We're just about finished with reading UCSB admissions applications. By the end of the week we should be enjoying retirement again--sleeping past 6 a.m., reading for pleasure, morning gym workouts, the ritual Thursday morning visit to Starbucks (perhaps shifting to Peet's), and the exhilarating sense of the loosely structured weekday.
Still, we'll miss the people we work with and the sense of camaraderie in a shared, deadline-driven endeavor. As we were driving off campus yesterday, we agreed that, oddly, we feel more connected or even committed to the university now than we did throughout the past several decades of living in town, and more so even than when we were students there in the sixties. The campus is vastly changed--both physically and as an institution--but working there each day, helping to create the population mix that will be educated there, binds us closer than when we were limited to the student perspective.

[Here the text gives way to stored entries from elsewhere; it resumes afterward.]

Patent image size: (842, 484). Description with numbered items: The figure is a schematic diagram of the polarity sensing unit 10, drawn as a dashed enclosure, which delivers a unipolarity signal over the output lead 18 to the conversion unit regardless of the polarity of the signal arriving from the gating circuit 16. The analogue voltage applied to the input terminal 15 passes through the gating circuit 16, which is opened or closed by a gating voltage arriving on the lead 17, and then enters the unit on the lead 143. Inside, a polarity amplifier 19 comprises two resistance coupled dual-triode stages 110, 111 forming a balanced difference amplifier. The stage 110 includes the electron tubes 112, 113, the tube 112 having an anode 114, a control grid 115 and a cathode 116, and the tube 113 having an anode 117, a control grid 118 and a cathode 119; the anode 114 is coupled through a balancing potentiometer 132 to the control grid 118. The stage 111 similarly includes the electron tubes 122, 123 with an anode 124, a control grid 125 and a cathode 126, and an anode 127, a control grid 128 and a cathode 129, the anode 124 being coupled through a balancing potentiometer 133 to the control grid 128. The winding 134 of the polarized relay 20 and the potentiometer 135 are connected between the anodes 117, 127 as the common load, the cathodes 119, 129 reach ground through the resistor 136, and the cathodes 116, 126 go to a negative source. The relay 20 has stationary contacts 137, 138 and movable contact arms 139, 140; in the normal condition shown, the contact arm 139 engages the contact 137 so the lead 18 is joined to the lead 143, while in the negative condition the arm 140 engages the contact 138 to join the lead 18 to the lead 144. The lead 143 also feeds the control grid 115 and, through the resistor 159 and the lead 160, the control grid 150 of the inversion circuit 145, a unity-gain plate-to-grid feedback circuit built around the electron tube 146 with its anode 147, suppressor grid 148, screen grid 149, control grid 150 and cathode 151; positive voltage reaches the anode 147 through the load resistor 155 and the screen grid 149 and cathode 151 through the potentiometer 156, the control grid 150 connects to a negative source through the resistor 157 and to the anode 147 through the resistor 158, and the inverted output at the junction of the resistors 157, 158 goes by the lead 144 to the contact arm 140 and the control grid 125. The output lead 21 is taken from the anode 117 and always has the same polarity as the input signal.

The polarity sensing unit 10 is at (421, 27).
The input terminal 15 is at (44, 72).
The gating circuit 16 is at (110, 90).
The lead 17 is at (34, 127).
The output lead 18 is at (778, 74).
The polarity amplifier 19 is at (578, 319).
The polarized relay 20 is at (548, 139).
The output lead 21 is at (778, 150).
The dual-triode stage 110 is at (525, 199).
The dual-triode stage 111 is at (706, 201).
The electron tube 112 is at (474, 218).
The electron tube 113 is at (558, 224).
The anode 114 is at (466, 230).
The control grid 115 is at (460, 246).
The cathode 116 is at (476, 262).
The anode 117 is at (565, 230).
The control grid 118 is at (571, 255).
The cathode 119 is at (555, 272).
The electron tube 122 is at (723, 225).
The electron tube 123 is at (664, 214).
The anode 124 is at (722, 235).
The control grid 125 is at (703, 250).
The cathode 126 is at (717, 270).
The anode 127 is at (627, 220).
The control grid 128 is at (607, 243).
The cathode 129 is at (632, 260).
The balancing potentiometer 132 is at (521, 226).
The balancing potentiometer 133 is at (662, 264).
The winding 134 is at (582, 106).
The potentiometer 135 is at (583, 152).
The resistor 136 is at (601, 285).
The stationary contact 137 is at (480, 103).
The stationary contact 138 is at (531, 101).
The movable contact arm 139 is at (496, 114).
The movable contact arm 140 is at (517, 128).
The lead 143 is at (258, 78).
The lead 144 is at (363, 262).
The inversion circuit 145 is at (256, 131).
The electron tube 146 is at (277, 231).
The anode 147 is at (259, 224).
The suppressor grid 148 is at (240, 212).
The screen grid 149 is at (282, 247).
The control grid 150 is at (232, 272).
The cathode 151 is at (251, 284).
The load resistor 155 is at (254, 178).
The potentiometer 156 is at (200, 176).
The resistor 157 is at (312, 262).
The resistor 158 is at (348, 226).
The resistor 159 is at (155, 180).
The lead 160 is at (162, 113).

We are also acutely aware that this formerly impersonal institution has over the years transformed itself into a consumer-friendly place where student needs and tastes are at the center of the operation. Whether it's the Wells-Fargo ATMs scattered about campus, the variety of fast food choices available in the UCEN, or the more than 200 different majors to choose from. it's obvious that like any large, competitive service enterprise, the customer must be kept satisfied.
When we out-to-pasture former teachers were students, it was quite the opposite. Our job was to figure out the arcane standards and procedures set by what often seemed to us inscrutable, perhaps willful, or simply arbitrary authority figures and then do our best to please--or at least not displease--them. I don't remember any first-generation-to-attempt-college (which we both were) "outreach" efforts or newcomer receptions, and if we had needed tutoring in the fundamentals of academic discourse, well, we would have probably been informed we didn't belong there.
For all the talk of how college admission has become so brutally competitive, the institution has become a much friendlier, more welcoming place. Until we started working there, I had no idea how complex the process of choosing a freshman class could be, but we've also discovered that the people doing that job are genuinely interested in helping each candidate get his or her best shot at acceptance. There are no gruff cynics or dour guardians of the academic bastion here. Our job is not perceived as holding back unworthy hordes.
Quite the opposite; the goal is to look broadly and deeply for merit, seek out subtle or unappreciated indicators of future success, and advocate for those who haven't had the advantages of a family legacy in higher education.
And with that being said, perhaps we can retire again and for a time avoid the stream of questions and requests for advice from parents shepherding their offspring toward this mysterious adventure.